On 3-4-2008 7:47, Joel Poloney wrote:
1. I have a consumer in a while(1) { //consume } fashion. That would
basically run forever. As I understand it, this is the way most web servers
work (at the core, core level). In this model, I would have to make sure
that the consumer was always running (perhaps do 3-way redundancy and have 3
consumers doing this). My concern with this model is that if I implement
this in PHP, I'm afraid of memory issues and so on. I don't necessarily
trust a PHP script to run in a while(1) fashion forever.

I have this set-up, with four different consumers with varying load (two do more than two million entries per day, one only a few hundred and one a few ten thousand). I have seen no memory leak whatsoever from them. The only major memory leakage from php I've seen recently was with SimpleXML, so if you intend to do XML-processing with those scripts, use DOM or expat.

Ironically, ActiveMQ leaks memory in my setup and therefore has a lower uptime than my php-consumers :X

2. I could somehow get the queue size and batch process these. Basically,
get the queue size (say it was 200 entries), consume 200 messages and then
the PHP script would end. Then you would have this script in a cronjob that
runs every x amount of time.

Unfortunately, I have to implement this in PHP. So, I'm not really sure
which way would be the proper way to go about doing this. If any one has any
thoughts or comments, it would be greatly appreciated.

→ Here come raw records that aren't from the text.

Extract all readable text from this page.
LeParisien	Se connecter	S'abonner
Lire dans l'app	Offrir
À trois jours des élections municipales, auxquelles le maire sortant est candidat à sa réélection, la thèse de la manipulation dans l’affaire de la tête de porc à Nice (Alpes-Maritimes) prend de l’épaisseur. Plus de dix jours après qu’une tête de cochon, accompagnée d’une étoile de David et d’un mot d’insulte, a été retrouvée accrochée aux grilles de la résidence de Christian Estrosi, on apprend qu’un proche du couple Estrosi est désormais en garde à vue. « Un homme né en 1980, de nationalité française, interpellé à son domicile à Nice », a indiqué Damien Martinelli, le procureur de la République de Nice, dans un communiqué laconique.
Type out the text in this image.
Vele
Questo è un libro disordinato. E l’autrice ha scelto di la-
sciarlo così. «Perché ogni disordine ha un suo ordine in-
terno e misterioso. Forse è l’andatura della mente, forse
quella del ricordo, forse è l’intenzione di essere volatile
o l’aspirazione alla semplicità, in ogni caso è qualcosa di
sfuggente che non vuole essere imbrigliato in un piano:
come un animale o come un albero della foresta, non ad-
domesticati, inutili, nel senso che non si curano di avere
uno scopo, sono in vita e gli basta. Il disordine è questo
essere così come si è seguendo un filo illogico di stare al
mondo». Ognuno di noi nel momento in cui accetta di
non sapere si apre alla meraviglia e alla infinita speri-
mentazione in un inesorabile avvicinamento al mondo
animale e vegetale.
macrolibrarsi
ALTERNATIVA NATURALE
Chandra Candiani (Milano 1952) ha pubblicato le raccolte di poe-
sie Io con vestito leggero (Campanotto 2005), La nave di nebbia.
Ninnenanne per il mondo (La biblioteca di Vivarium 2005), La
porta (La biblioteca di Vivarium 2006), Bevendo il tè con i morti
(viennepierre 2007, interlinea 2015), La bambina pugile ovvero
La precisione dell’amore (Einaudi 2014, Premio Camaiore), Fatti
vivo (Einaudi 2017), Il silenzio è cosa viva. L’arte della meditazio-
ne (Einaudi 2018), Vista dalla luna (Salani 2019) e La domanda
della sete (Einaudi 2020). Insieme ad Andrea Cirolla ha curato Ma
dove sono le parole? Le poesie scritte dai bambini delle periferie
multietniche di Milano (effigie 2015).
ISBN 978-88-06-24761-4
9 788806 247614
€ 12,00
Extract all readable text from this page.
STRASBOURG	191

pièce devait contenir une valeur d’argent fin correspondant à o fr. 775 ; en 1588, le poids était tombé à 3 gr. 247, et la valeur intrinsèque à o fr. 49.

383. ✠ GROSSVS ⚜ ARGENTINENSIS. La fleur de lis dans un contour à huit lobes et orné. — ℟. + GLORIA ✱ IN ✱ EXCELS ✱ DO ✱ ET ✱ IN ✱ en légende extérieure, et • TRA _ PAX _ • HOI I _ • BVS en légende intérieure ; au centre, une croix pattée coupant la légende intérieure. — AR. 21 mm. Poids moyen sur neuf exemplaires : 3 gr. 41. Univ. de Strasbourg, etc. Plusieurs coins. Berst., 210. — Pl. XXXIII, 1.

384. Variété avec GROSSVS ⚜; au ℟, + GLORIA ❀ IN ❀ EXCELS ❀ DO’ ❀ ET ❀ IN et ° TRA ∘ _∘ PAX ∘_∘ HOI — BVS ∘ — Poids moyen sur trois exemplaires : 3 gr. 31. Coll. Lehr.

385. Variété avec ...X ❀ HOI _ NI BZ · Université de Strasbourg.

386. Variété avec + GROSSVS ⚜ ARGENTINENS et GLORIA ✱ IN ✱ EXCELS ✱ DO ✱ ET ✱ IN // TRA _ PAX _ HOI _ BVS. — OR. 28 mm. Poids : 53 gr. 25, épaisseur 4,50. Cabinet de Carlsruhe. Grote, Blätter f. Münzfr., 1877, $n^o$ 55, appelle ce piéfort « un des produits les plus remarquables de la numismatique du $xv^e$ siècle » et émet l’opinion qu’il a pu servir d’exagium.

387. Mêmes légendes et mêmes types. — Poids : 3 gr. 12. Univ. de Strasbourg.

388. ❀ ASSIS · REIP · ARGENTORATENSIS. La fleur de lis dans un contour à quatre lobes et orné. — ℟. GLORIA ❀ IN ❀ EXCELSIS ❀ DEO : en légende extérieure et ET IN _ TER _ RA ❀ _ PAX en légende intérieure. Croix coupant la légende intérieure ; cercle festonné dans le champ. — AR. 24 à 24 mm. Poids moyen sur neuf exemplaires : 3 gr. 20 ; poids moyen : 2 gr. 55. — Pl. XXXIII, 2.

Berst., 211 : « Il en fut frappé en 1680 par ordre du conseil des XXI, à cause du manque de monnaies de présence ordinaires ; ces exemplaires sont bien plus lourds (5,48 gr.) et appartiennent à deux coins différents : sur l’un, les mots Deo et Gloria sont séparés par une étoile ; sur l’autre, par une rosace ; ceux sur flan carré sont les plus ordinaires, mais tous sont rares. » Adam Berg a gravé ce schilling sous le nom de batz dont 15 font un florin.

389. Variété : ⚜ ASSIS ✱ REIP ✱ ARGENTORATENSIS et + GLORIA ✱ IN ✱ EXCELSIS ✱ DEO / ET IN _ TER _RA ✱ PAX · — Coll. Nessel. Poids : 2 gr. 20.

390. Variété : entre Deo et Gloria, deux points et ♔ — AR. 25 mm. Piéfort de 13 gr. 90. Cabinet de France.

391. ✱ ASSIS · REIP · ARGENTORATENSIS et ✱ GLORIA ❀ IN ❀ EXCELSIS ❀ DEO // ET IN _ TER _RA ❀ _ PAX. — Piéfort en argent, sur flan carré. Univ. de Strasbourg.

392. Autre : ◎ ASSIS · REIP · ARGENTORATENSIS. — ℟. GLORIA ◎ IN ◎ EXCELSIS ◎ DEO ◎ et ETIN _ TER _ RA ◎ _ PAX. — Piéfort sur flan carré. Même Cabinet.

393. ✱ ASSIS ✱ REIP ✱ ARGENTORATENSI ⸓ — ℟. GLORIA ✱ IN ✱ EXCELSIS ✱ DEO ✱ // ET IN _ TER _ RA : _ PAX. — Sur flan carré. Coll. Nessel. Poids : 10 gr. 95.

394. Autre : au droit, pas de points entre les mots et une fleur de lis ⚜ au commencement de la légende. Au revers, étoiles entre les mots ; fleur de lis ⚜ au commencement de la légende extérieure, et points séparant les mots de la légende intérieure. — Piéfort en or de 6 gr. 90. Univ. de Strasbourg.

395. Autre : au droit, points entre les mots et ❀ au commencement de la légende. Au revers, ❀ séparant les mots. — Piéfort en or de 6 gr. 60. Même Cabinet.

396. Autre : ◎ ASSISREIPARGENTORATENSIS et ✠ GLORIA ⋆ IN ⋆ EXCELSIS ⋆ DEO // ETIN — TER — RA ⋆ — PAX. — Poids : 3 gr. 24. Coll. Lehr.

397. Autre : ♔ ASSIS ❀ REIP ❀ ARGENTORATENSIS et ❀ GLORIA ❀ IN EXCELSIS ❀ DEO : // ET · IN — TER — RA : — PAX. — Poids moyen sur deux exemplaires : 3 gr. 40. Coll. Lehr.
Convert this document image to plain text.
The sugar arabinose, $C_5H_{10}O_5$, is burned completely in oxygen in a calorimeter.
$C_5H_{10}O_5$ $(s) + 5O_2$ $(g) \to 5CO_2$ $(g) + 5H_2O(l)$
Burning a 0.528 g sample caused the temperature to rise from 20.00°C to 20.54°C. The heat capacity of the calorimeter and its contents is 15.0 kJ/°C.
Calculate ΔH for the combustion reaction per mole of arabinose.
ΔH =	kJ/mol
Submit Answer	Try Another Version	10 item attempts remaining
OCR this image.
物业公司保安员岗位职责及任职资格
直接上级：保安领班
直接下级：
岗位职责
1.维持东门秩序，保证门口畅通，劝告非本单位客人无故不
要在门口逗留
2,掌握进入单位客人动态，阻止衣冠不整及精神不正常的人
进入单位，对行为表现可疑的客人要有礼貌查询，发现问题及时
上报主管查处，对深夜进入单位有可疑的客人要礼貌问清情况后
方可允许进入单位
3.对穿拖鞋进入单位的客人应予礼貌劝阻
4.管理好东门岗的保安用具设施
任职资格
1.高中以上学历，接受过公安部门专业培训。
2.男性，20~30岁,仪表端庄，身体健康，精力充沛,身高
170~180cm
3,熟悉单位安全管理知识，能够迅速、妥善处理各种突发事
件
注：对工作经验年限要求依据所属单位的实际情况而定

I would go with 1. But you may want to add some control-code to ensure you can easily and cleanly kill your scripts. In my code, I added a few signal handlers, so the consumer first finishes its most recent job and then dies. But than the fread-calls in the Stomp-implementation won't get interrupted. So I've a 'kill'-message for that situation, so my consumer dies as soon as its either blocked in fread waiting for a new message or right after its current job.